Katya Kazakina details the next Picasso show organized by John Richardson at Gagosian which opens at the end of April in New York:
Three-quarters of the pieces in these exhibitions were either loaned by or consigned from Picasso’s family, including his children and grandchildren, giving collectors their first look at many works.
“Each of Picasso’s seven heirs inherited a remarkable collection of the artist’s work,” says Richardson […]
[Francoise] Gilot is now working with Richardson and Castellani on the fourth exhibition, which will cover her years with Picasso, from 1943 to 1953. Richardson says they lived in a small house in Vallauris with a garden and raised their two children until she became the only woman to leave him.
“I am very independent,” she says. “I was a completely new type of woman for him.”
Picasso used terra-cotta roof tiles to make full-length images of Gilot, who was 40 years younger than he. Picasso also sculpted her as pregnant and as wheeling a baby carriage.
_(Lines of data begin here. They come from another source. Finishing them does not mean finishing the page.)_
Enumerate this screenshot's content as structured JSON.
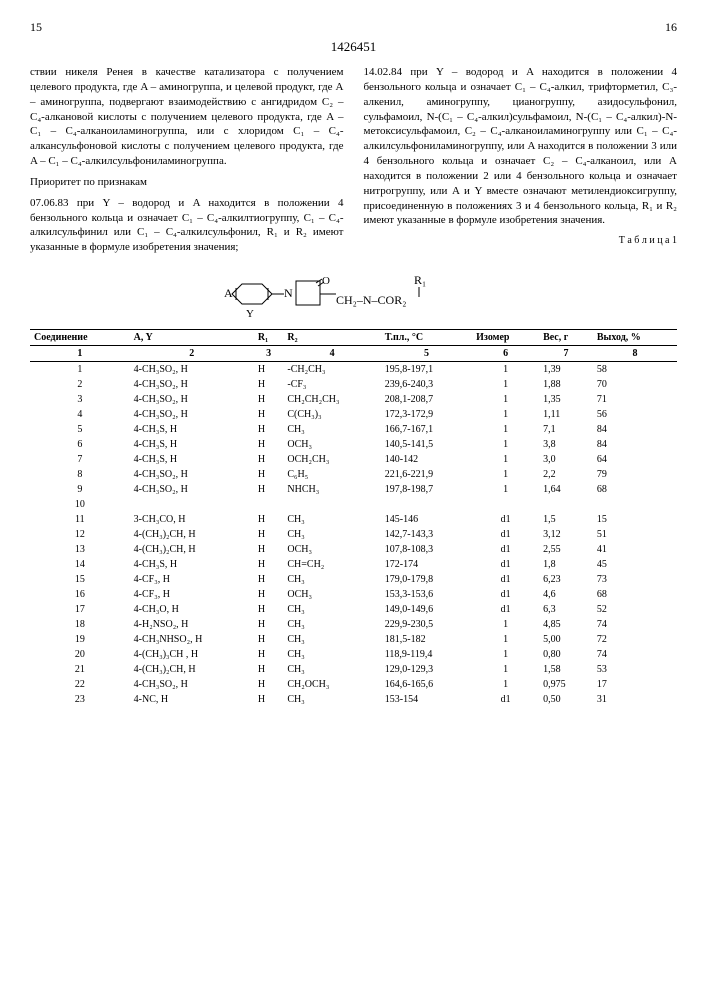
{
  "page_left": "15",
  "page_right": "16",
  "doc_number": "1426451",
  "col_left": [
    "ствии никеля Ренея в качестве катализатора с получением целевого продукта, где A – аминогруппа, и целевой продукт, где A – аминогруппа, подвергают взаимодействию с ангидридом C₂ – C₄-алкановой кислоты с получением целевого продукта, где A – C₁ – C₄-алканоиламиногруппа, или с хлоридом C₁ – C₄-алкансульфоновой кислоты с получением целевого продукта, где A – C₁ – C₄-алкилсульфониламиногруппа.",
    "Приоритет по признакам",
    "07.06.83 при Y – водород и A находится в положении 4 бензольного кольца и означает C₁ – C₄-алкилтиогруппу, C₁ – C₄-алкилсульфинил или C₁ – C₄-алкилсульфонил, R₁ и R₂ имеют указанные в формуле изобретения значения;"
  ],
  "col_right": [
    "14.02.84 при Y – водород и A находится в положении 4 бензольного кольца и означает C₁ – C₄-алкил, трифторметил, C₃-алкенил, аминогруппу, цианогруппу, азидосульфонил, сульфамоил, N-(C₁ – C₄-алкил)сульфамоил, N-(C₁ – C₄-алкил)-N-метоксисульфамоил, C₂ – C₄-алканоиламиногруппу или C₁ – C₄-алкилсульфониламиногруппу, или A находится в положении 3 или 4 бензольного кольца и означает C₂ – C₄-алканоил, или A находится в положении 2 или 4 бензольного кольца и означает нитрогруппу, или A и Y вместе означают метилендиоксигруппу, присоединенную в положениях 3 и 4 бензольного кольца, R₁ и R₂ имеют указанные в формуле изобретения значения."
  ],
  "table_label": "Т а б л и ц а 1",
  "headers": [
    "Соединение",
    "A, Y",
    "R₁",
    "R₂",
    "Т.пл., °C",
    "Изомер",
    "Вес, г",
    "Выход, %"
  ],
  "header_nums": [
    "1",
    "2",
    "3",
    "4",
    "5",
    "6",
    "7",
    "8"
  ],
  "rows": [
    [
      "1",
      "4-CH₃SO₂, H",
      "H",
      "-CH₂CH₃",
      "195,8-197,1",
      "1",
      "1,39",
      "58"
    ],
    [
      "2",
      "4-CH₃SO₂, H",
      "H",
      "-CF₃",
      "239,6-240,3",
      "1",
      "1,88",
      "70"
    ],
    [
      "3",
      "4-CH₃SO₂, H",
      "H",
      "CH₂CH₂CH₃",
      "208,1-208,7",
      "1",
      "1,35",
      "71"
    ],
    [
      "4",
      "4-CH₃SO₂, H",
      "H",
      "C(CH₃)₃",
      "172,3-172,9",
      "1",
      "1,11",
      "56"
    ],
    [
      "5",
      "4-CH₃S, H",
      "H",
      "CH₃",
      "166,7-167,1",
      "1",
      "7,1",
      "84"
    ],
    [
      "6",
      "4-CH₃S, H",
      "H",
      "OCH₃",
      "140,5-141,5",
      "1",
      "3,8",
      "84"
    ],
    [
      "7",
      "4-CH₃S, H",
      "H",
      "OCH₂CH₃",
      "140-142",
      "1",
      "3,0",
      "64"
    ],
    [
      "8",
      "4-CH₃SO₂, H",
      "H",
      "C₆H₅",
      "221,6-221,9",
      "1",
      "2,2",
      "79"
    ],
    [
      "9",
      "4-CH₃SO₂, H",
      "H",
      "NHCH₃",
      "197,8-198,7",
      "1",
      "1,64",
      "68"
    ],
    [
      "10",
      "",
      "",
      "",
      "",
      "",
      "",
      ""
    ],
    [
      "11",
      "3-CH₃CO, H",
      "H",
      "CH₃",
      "145-146",
      "d1",
      "1,5",
      "15"
    ],
    [
      "12",
      "4-(CH₃)₂CH, H",
      "H",
      "CH₃",
      "142,7-143,3",
      "d1",
      "3,12",
      "51"
    ],
    [
      "13",
      "4-(CH₃)₂CH, H",
      "H",
      "OCH₃",
      "107,8-108,3",
      "d1",
      "2,55",
      "41"
    ],
    [
      "14",
      "4-CH₃S, H",
      "H",
      "CH=CH₂",
      "172-174",
      "d1",
      "1,8",
      "45"
    ],
    [
      "15",
      "4-CF₃, H",
      "H",
      "CH₃",
      "179,0-179,8",
      "d1",
      "6,23",
      "73"
    ],
    [
      "16",
      "4-CF₃, H",
      "H",
      "OCH₃",
      "153,3-153,6",
      "d1",
      "4,6",
      "68"
    ],
    [
      "17",
      "4-CH₃O, H",
      "H",
      "CH₃",
      "149,0-149,6",
      "d1",
      "6,3",
      "52"
    ],
    [
      "18",
      "4-H₂NSO₂, H",
      "H",
      "CH₃",
      "229,9-230,5",
      "1",
      "4,85",
      "74"
    ],
    [
      "19",
      "4-CH₃NHSO₂, H",
      "H",
      "CH₃",
      "181,5-182",
      "1",
      "5,00",
      "72"
    ],
    [
      "20",
      "4-(CH₃)₃CH , H",
      "H",
      "CH₃",
      "118,9-119,4",
      "1",
      "0,80",
      "74"
    ],
    [
      "21",
      "4-(CH₃)₂CH, H",
      "H",
      "CH₃",
      "129,0-129,3",
      "1",
      "1,58",
      "53"
    ],
    [
      "22",
      "4-CH₃SO₂, H",
      "H",
      "CH₂OCH₃",
      "164,6-165,6",
      "1",
      "0,975",
      "17"
    ],
    [
      "23",
      "4-NC, H",
      "H",
      "CH₃",
      "153-154",
      "d1",
      "0,50",
      "31"
    ]
  ]
}
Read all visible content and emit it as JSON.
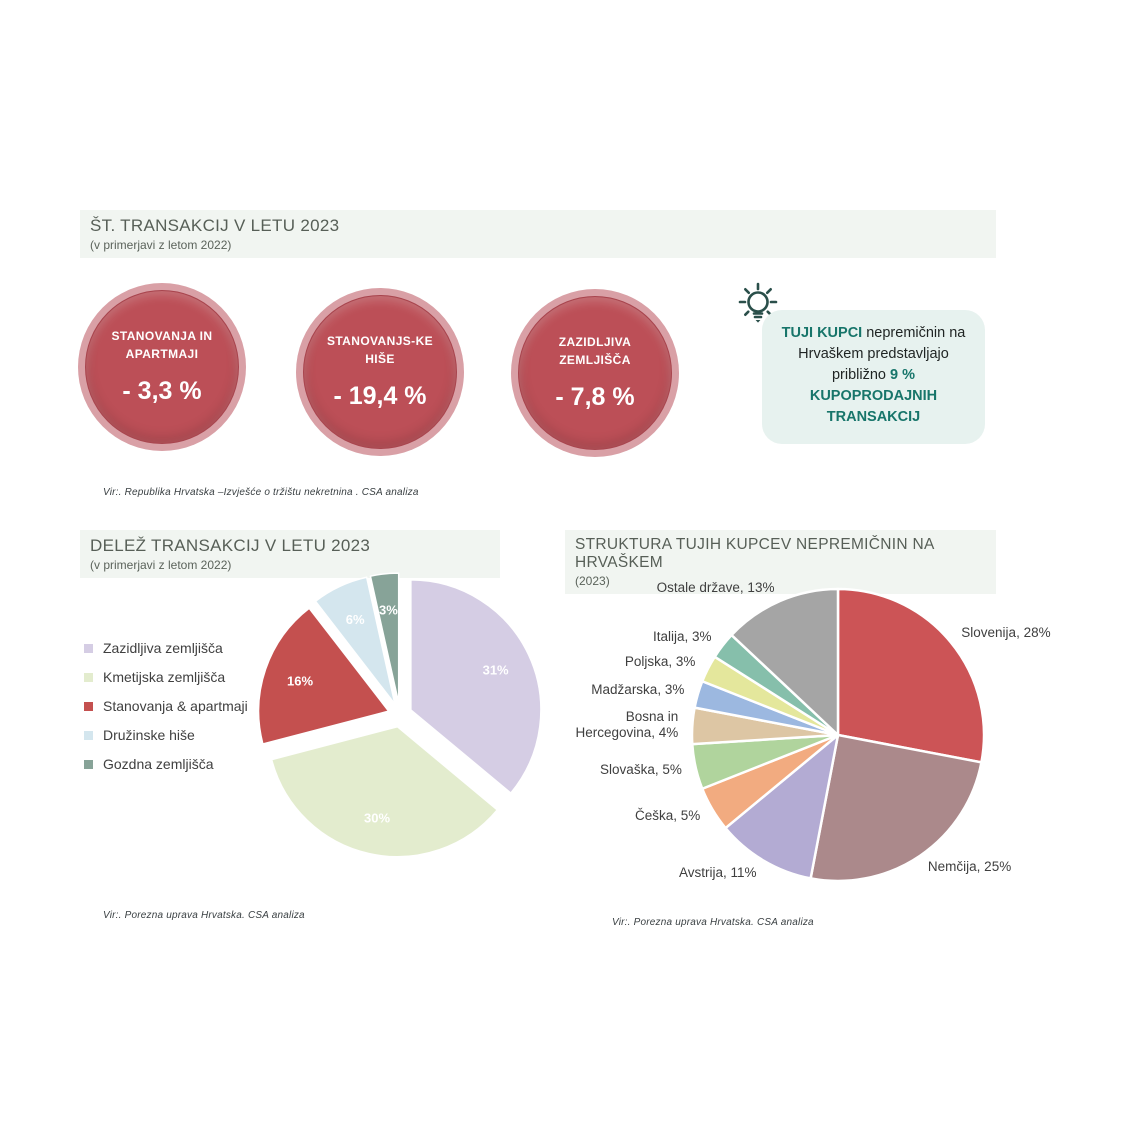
{
  "section1": {
    "title": "ŠT. TRANSAKCIJ V LETU 2023",
    "subtitle": "(v primerjavi z letom 2022)",
    "circles": [
      {
        "label": "STANOVANJA IN APARTMAJI",
        "value": "- 3,3 %"
      },
      {
        "label": "STANOVANJS-KE HIŠE",
        "value": "- 19,4 %"
      },
      {
        "label": "ZAZIDLJIVA ZEMLJIŠČA",
        "value": "- 7,8 %"
      }
    ],
    "callout": {
      "lead": "TUJI KUPCI",
      "body": " nepremičnin na Hrvaškem predstavljajo približno ",
      "pct": "9 %",
      "tail": " KUPOPRODAJNIH TRANSAKCIJ",
      "accent_color": "#17756a",
      "box_color": "#e7f2ef"
    },
    "circle_color": "#bc4f57",
    "circle_ring_color": "#d9a0a6",
    "source": "Vir:. Republika Hrvatska –Izvješće o tržištu nekretnina . CSA analiza"
  },
  "chart_data": [
    {
      "type": "pie",
      "title": "DELEŽ TRANSAKCIJ V LETU 2023",
      "subtitle": "(v primerjavi z letom 2022)",
      "legend_position": "left",
      "exploded": true,
      "labels": "inside-percent",
      "label_color": "#ffffff",
      "slices": [
        {
          "label": "Zazidljiva zemljišča",
          "value": 31,
          "color": "#d5cde4"
        },
        {
          "label": "Kmetijska zemljišča",
          "value": 30,
          "color": "#e3ecce"
        },
        {
          "label": "Stanovanja & apartmaji",
          "value": 16,
          "color": "#c4504f"
        },
        {
          "label": "Družinske hiše",
          "value": 6,
          "color": "#d4e6ee"
        },
        {
          "label": "Gozdna zemljišča",
          "value": 3,
          "color": "#87a398"
        }
      ],
      "source": "Vir:. Porezna uprava  Hrvatska. CSA analiza"
    },
    {
      "type": "pie",
      "title": "STRUKTURA TUJIH KUPCEV NEPREMIČNIN NA HRVAŠKEM",
      "subtitle": "(2023)",
      "legend_position": "none",
      "exploded": false,
      "labels": "outside-name-percent",
      "label_color": "#3f3f3f",
      "slices": [
        {
          "label": "Slovenija",
          "value": 28,
          "color": "#cc5456"
        },
        {
          "label": "Nemčija",
          "value": 25,
          "color": "#ab898b"
        },
        {
          "label": "Avstrija",
          "value": 11,
          "color": "#b3abd3"
        },
        {
          "label": "Češka",
          "value": 5,
          "color": "#f2ab80"
        },
        {
          "label": "Slovaška",
          "value": 5,
          "color": "#b0d49d"
        },
        {
          "label": "Bosna in Hercegovina",
          "value": 4,
          "color": "#ddc6a4"
        },
        {
          "label": "Madžarska",
          "value": 3,
          "color": "#9cb8e0"
        },
        {
          "label": "Poljska",
          "value": 3,
          "color": "#e4e79c"
        },
        {
          "label": "Italija",
          "value": 3,
          "color": "#86bfab"
        },
        {
          "label": "Ostale države",
          "value": 13,
          "color": "#a5a5a5"
        }
      ],
      "source": "Vir:. Porezna uprava  Hrvatska. CSA analiza"
    }
  ]
}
His canvases transformed her into a flower and captured her playing with their children.
“These sculptures relate to their life at Vallauris, the little villa where they lived, and Le Fournas, the derelict former orange-flower distillery where he revolutionized painting and sculpture,” Richardson says. “He’d gather scrap metal from a nearby junkyard and turn it into sculpture.”
Richardson, who has written about Picasso for half a century, still gets excited about his friend’s art. Sitting in his Manhattan apartment, which overflows with books, flowers and works by Picasso, Warhol and Ingres, he makes a promise about the fourth show.
“Our show will cast new light on a period that has never been studied in depth,” he says.